Cep telefonları hayatımızın vazgeçilmez parçaları arasına girmiş durumda. Cep telefonları ile birlikte internette hayatımıza dâhil oldu.
Elimizden bir türlü düşmeyen akıllı mı akıllı telefonlarımız, hiç bir şey yapmayacaksak bile girip saatlerce ana sayfasında gezindiğimiz popüler uygulamalar…
Kabul edelim ki şuan dünyada internetsiz bir hayat sürdürebilecek çok az insan kaldı.
Akıllı telefonlar artık vücudumuzun bir parçası, adeta yepyeni bir uzvu. Çocuğu, yetişkini, yaşlısı… Kimsenin elinden düşmüyor.
Hatta öyle ki, her ne kadar genç kesim internette ve sosyal medyada çok daha vakit geçirse de, ileri yaş gruplarının internette zaman geçirme süresi genç kesimden aşağı kalır değil.
Günümüzde babaannemizin facebook ya da instagram hesabını görmek belki hala tuhaf olabilir, ancak bundan 20 sene sonra bu durum gayet normal bir şeymiş gibi algılanacak.
Çünkü yarının babaanneleri dedeleri, bugünün internetle tanışmış yetişkinlerinden oluşacak.
İnternet hiç mi işimize yaramıyor? Tabi ki yarıyor!
Ancak bu neredeyse bağımlısı olduğumuzu da değiştirmiyor.
Dışarıdaki hayattan her geçen gün biraz daha uzaklaşan, yalnızlaşan, tüm sosyal hayatını internet üzerinden yaşayan bireyler olma yolunda hızla ilerliyoruz.
Çıkıp dışarı temiz havada, mesela bir ormanda hava almaya üşeniyoruz. Ancak hemen hemen hepimizin internet üzerinde bir çiftliği var.
Arkadaşlarımızla dışarıda oturup iki çift laf edecekken bile, telefonu elimizden bir türlü düşüremiyoruz.

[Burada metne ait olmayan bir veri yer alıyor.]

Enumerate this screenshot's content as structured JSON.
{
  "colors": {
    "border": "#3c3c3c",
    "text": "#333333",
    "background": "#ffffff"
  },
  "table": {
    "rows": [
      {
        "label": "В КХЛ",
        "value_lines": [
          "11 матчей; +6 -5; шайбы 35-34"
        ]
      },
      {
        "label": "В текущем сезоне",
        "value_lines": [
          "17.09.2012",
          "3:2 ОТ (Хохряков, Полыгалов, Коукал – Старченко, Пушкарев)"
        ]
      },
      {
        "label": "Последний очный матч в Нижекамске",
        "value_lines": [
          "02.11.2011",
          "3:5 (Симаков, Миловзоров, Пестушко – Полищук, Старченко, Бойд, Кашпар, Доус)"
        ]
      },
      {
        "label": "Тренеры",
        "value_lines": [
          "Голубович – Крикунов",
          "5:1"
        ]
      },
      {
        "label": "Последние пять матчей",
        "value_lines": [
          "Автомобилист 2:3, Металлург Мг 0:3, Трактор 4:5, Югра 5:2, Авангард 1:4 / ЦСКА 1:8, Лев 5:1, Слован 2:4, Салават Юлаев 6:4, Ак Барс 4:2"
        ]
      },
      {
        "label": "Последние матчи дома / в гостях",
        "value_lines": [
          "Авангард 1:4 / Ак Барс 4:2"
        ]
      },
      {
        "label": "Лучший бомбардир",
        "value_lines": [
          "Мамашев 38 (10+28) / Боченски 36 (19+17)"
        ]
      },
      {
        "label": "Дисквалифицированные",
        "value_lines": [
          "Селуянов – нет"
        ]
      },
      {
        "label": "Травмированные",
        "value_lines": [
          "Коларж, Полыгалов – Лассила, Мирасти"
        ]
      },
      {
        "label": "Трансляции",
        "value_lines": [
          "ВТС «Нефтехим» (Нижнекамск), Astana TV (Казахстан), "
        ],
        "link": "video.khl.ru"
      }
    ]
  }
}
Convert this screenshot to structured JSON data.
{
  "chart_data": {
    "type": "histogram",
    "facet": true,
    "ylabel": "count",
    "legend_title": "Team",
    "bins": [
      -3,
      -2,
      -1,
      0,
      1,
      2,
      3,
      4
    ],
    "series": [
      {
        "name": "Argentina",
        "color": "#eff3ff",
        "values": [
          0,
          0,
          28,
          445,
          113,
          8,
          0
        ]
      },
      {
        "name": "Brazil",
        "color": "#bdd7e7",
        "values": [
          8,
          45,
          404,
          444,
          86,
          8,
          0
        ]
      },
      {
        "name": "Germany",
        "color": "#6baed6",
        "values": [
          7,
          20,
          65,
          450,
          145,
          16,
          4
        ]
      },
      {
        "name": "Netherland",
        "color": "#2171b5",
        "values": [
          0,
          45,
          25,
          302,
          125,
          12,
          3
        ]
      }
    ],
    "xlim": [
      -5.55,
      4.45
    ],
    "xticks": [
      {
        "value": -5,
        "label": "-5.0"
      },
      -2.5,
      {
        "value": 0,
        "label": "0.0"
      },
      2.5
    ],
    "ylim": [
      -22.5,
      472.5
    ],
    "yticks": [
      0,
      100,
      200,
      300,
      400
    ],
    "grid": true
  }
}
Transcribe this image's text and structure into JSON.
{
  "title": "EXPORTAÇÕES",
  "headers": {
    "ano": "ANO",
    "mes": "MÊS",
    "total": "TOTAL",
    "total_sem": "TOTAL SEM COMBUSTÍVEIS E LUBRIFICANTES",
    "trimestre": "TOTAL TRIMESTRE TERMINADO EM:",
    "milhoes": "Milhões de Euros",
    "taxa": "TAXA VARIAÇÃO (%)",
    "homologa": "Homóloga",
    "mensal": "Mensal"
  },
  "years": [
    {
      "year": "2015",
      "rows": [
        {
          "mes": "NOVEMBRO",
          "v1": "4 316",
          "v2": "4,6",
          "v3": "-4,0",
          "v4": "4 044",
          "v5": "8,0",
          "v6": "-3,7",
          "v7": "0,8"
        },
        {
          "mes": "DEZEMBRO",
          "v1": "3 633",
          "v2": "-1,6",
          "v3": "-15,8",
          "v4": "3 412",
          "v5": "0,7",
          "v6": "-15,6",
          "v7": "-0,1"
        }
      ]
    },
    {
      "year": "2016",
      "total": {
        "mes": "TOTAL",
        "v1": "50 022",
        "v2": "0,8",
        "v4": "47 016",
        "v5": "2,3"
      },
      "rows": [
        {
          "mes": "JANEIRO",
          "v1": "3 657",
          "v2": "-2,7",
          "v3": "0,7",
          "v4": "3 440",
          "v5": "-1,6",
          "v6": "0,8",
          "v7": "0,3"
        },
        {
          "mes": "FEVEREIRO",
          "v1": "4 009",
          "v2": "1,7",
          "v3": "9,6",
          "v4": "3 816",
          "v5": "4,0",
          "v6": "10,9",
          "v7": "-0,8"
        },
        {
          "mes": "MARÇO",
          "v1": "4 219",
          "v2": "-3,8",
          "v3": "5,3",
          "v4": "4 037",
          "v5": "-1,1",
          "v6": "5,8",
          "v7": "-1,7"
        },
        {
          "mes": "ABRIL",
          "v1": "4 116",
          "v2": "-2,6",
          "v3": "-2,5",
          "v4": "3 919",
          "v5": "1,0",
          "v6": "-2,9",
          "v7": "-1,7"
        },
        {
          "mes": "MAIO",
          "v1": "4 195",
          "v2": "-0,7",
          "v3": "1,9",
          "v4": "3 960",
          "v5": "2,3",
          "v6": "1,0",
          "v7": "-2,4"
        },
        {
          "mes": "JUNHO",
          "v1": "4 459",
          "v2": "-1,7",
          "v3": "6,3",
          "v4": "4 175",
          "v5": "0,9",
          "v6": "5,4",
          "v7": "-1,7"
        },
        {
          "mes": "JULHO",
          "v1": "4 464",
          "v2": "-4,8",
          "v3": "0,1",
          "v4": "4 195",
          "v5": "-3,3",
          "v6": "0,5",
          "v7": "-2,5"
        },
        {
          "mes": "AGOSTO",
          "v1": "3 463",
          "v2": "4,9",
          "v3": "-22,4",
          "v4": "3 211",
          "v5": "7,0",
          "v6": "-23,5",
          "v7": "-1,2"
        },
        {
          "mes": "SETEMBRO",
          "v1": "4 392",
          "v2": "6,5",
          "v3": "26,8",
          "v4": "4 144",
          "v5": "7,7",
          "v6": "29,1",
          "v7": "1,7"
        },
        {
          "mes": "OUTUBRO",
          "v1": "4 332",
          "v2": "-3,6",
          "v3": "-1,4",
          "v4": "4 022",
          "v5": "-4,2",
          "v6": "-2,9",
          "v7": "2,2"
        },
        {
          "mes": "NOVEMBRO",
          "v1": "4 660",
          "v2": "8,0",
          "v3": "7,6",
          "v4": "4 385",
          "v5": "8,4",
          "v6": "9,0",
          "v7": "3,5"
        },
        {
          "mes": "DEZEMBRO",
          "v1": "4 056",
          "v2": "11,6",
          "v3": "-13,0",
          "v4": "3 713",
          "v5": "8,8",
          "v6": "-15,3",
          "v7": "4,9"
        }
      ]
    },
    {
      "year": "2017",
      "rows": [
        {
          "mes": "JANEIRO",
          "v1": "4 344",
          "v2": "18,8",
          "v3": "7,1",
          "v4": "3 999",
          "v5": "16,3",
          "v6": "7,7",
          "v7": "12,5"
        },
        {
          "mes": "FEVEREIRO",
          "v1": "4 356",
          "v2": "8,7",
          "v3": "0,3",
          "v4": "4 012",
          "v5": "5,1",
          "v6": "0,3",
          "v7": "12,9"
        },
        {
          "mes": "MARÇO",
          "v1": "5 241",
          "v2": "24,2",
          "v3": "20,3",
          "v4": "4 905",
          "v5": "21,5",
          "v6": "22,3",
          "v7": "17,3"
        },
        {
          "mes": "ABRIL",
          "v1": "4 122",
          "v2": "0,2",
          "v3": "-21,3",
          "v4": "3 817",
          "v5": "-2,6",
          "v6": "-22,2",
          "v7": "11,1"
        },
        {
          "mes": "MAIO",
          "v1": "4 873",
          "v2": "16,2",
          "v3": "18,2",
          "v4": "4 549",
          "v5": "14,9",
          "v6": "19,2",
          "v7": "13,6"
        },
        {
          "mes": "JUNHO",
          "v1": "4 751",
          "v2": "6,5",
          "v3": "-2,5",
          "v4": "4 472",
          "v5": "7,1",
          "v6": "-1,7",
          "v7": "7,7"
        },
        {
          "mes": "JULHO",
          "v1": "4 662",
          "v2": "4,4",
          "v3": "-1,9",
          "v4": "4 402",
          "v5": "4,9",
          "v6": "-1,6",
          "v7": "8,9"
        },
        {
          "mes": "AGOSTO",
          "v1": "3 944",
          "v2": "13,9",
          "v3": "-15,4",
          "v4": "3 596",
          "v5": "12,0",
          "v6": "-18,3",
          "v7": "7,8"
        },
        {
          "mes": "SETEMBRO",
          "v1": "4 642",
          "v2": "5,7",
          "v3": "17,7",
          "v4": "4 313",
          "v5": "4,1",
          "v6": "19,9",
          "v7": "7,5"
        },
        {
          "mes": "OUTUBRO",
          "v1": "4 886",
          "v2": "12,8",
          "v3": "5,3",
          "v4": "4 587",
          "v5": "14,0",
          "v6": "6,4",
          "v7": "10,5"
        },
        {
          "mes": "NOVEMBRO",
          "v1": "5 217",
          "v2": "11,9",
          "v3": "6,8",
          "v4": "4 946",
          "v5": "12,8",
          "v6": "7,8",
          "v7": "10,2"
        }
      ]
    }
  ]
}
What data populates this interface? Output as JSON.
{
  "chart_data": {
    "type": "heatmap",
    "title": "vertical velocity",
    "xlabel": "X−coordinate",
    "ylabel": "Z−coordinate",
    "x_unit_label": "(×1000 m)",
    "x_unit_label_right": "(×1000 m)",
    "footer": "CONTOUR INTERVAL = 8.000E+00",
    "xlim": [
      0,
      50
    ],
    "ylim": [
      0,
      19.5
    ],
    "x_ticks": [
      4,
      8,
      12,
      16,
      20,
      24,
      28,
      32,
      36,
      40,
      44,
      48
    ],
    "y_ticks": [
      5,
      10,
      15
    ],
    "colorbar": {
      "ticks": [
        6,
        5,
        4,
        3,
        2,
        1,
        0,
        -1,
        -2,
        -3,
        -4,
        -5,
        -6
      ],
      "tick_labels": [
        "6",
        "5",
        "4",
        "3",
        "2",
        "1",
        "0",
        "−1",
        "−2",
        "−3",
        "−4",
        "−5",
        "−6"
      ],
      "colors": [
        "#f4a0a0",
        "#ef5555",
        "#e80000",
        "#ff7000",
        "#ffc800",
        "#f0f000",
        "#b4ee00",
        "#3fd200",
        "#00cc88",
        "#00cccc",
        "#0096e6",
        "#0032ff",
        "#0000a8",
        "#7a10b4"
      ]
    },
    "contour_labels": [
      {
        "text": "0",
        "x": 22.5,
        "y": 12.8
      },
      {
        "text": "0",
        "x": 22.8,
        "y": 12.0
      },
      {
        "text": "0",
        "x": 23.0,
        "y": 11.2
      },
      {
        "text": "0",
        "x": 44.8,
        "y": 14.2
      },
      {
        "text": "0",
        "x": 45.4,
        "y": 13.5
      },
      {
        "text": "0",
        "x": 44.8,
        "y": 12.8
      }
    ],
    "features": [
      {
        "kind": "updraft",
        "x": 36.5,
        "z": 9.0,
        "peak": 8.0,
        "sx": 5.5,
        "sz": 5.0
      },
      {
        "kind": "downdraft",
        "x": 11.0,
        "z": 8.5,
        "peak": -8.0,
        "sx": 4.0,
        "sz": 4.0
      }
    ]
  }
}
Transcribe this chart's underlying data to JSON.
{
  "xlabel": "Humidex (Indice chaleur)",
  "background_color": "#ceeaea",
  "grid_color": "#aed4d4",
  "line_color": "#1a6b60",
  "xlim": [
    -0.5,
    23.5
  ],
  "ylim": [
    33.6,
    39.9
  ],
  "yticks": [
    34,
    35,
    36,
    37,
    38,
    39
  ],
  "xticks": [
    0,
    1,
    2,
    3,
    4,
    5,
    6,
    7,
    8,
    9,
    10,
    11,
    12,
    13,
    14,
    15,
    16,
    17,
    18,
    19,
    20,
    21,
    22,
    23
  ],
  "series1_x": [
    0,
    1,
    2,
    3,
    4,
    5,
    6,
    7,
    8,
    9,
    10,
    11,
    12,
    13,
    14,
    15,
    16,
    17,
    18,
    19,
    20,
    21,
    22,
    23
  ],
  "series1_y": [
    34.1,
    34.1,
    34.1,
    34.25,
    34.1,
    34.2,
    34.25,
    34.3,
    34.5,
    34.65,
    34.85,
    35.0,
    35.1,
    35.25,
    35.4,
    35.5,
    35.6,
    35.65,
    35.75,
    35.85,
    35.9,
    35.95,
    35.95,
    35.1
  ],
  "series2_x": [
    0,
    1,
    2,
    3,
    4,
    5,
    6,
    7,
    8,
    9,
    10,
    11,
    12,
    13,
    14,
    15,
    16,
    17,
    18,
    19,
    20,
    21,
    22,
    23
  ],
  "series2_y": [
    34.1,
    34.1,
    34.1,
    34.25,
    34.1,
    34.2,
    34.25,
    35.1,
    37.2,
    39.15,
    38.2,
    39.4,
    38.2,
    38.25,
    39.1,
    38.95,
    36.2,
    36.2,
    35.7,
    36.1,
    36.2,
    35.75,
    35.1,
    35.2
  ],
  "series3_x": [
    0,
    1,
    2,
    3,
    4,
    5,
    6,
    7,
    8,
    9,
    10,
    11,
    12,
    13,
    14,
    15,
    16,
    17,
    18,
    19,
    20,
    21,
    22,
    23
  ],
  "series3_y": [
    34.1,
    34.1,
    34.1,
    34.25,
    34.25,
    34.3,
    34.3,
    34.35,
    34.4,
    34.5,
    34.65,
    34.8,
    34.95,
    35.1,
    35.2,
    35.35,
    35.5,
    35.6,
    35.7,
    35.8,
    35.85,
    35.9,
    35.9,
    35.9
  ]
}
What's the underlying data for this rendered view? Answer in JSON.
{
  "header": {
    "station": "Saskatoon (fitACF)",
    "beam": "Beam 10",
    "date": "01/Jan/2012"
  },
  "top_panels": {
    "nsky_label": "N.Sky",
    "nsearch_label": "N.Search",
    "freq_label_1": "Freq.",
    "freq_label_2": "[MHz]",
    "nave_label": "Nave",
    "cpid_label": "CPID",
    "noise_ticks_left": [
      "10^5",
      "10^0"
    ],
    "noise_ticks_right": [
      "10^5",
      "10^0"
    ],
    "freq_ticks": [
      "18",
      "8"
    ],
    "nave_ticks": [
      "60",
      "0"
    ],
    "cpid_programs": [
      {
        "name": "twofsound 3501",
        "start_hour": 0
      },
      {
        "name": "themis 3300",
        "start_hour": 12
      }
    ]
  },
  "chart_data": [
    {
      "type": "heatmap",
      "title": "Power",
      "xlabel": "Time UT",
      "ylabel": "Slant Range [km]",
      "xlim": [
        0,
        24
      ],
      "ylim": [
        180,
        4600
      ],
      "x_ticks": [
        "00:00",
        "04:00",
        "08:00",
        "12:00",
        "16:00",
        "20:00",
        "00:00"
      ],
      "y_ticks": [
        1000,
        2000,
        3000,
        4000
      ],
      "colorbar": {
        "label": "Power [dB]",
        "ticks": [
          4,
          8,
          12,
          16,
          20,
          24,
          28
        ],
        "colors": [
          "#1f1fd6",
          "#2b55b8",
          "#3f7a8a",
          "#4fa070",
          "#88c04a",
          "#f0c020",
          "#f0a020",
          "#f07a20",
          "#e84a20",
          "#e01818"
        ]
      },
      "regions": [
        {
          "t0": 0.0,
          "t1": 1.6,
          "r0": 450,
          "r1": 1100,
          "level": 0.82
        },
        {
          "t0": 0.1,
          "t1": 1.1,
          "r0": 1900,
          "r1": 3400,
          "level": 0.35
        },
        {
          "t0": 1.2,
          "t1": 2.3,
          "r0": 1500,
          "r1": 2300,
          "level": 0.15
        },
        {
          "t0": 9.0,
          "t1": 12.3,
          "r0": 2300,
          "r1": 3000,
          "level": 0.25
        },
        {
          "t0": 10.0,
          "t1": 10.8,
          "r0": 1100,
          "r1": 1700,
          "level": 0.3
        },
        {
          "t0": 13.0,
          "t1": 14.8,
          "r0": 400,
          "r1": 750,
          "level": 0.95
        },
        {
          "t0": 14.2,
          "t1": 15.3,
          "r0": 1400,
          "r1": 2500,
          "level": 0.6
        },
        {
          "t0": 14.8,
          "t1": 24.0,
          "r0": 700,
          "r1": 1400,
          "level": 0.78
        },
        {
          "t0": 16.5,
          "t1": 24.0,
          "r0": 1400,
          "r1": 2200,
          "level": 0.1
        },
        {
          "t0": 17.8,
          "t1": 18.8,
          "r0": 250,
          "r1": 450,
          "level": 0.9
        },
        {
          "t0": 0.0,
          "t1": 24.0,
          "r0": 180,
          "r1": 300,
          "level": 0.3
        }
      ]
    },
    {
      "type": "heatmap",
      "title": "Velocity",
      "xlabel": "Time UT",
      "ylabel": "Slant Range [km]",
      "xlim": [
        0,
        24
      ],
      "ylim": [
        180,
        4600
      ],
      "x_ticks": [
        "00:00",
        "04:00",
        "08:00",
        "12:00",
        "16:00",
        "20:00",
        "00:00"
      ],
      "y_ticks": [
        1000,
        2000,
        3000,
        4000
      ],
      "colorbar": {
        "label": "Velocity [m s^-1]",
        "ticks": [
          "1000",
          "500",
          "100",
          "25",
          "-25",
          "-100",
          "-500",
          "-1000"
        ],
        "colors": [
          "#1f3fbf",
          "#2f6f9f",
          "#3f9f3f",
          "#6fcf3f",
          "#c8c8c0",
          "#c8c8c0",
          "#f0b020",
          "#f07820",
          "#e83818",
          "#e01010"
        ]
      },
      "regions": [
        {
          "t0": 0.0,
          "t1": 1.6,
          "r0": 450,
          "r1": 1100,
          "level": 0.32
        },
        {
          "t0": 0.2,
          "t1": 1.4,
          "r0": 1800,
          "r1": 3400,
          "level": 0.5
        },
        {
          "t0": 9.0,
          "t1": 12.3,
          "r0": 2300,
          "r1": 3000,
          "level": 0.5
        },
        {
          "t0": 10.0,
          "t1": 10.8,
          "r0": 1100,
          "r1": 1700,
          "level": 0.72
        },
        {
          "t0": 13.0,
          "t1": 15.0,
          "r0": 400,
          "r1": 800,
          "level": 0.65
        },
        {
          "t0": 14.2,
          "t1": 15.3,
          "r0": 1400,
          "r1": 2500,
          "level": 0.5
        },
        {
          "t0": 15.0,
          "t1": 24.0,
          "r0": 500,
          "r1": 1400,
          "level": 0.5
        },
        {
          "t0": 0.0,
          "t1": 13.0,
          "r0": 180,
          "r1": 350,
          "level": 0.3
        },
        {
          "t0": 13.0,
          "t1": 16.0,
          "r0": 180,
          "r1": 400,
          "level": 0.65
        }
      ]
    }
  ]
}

Neyse ki bu durum sadece bize özel değil. Bir bebek de, 70’li yaşlarındaki bir dede de aynı sorunu yaşıyor.
Bı-ra-ka-mı-yo-ruz.
Neredeydik, ne yedik, hangi şarkıyı dinliyoruz, bizi takip eden herkes biliyor.
Kendimize özel anları yaşamak yerine, paylaşmak için çabalayıp duruyoruz.
Yaşamak yerine paylaşmayı tercih ettiğimiz için, akabinde bünyemizde ilginç bir istek cereyan ediyor.
BEĞENİLME KAYGISI!
Ah şu beğeni işareti… İşte hak etmek için gün boyunca paylaşımlar yaptığımız şey.
Tek derdimiz olmasa da, en büyük dertlerimizden biri kaç 1xbet giriş beğeni aldığımız. Paylaşımlarımızı kaç kişinin gördüğü..
Gün içerinde bu kadar sık kullandığımız bir alanda var olmak, farkındalık oluşturmak için çabalarken bu çabamızın bir kalple taçlandırılmaması tabi ki moralimizi bozuyor.
Araştırmalar da tam olarak bunu söylüyor.
Sosyal medyayı çok sık kullanan kişiler o kadar çok “beğenilme” kaygısı yaşıyor ki, arzu ettikleri beğeni sayısına ulaşamadıklarında psikolojileri olumsuz etkileniyor ve davranış bozuklukları sergileniyor
Dünyada internet kullanımına en hızlı adapte olan ülkelerden biri Türkiye.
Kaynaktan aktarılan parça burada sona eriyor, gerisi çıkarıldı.